US's First Coal-to-Gas Plant Could Be Online By 2013

America is at an energy crossroads, balancing growing demand for energy with the new reality of high prices, and that could mean renewed interest in the next generation of alternative energy options, even the controversial ones.

Next year, DKRW Advanced Fuels will start construction on America’s first-ever coal-to-gasoline plant in Wyoming. It will take about four years for the development process and the plant will go into operation in 2013.

The controversial idea has found new support as American households spend $2,000 more per year on energy than they did four years ago, and overseas demand continues to soar.

While encouraging for U.S. energy independence, it's environmental and economic impacts are significant. The process of creating coal-to-liquid (CTL) is a controversial one because environmentalists say it causes excessive greenhouse gases.
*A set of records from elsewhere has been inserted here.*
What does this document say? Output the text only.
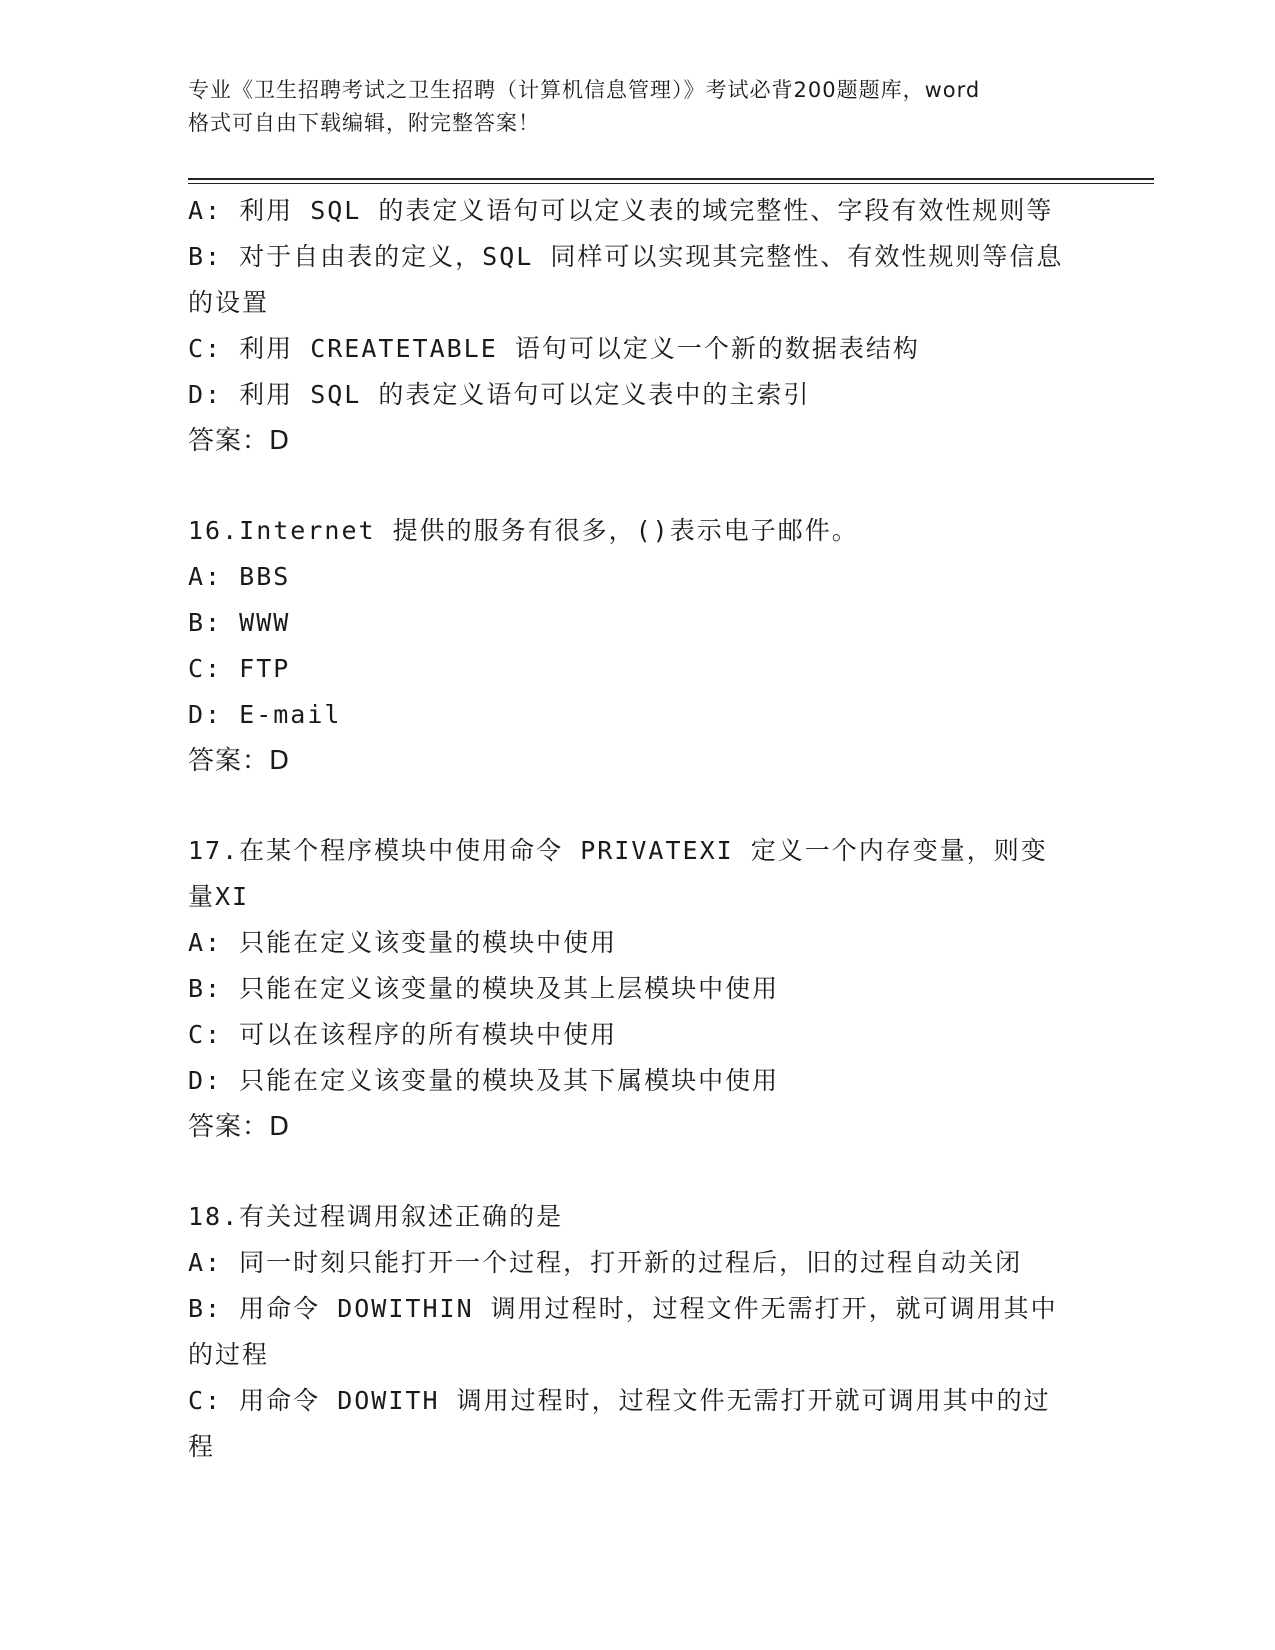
专业《卫生招聘考试之卫生招聘（计算机信息管理）》考试必背200题题库，word
格式可自由下载编辑，附完整答案！
A: 利用 SQL 的表定义语句可以定义表的域完整性、字段有效性规则等
B: 对于自由表的定义，SQL 同样可以实现其完整性、有效性规则等信息的设置
C: 利用 CREATETABLE 语句可以定义一个新的数据表结构
D: 利用 SQL 的表定义语句可以定义表中的主索引
答案：D
16.Internet 提供的服务有很多，()表示电子邮件。
A: BBS
B: WWW
C: FTP
D: E-mail
答案：D
17.在某个程序模块中使用命令 PRIVATEXI 定义一个内存变量，则变量XI
A: 只能在定义该变量的模块中使用
B: 只能在定义该变量的模块及其上层模块中使用
C: 可以在该程序的所有模块中使用
D: 只能在定义该变量的模块及其下属模块中使用
答案：D
18.有关过程调用叙述正确的是
A: 同一时刻只能打开一个过程，打开新的过程后，旧的过程自动关闭
B: 用命令 DOWITHIN 调用过程时，过程文件无需打开，就可调用其中的过程
C: 用命令 DOWITH 调用过程时，过程文件无需打开就可调用其中的过程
Bruce Nilles, national coal campaign director of the Sierra Club, said “it has huge consequences on the landscape and you release enormous amounts of carbon dioxide.”

However, Bob Kelly, Chairman of DKRW Advanced Fuels said today’s coal technology is cleaner than it’s ever been and it continues to improve. The cost of producing gasoline from this technology is very attractive right now considering the record-highs in oil prices. Kelly says the break-even pricing is $30 to $40 a barrel.

That's no small feat with crude expected to go as high as $170 a barrel this summer.

DKRW Advanced Fuels is currently private, but Kelly says it would be nice to get subsidies but that it’s not necessary for the bottom line.
“Let the market do the talking," Kelly said. "If we can’t, we can’t. If we can, we can.”

Nilles, meanwhile, does not expect these projects to go forward without federal subsidies.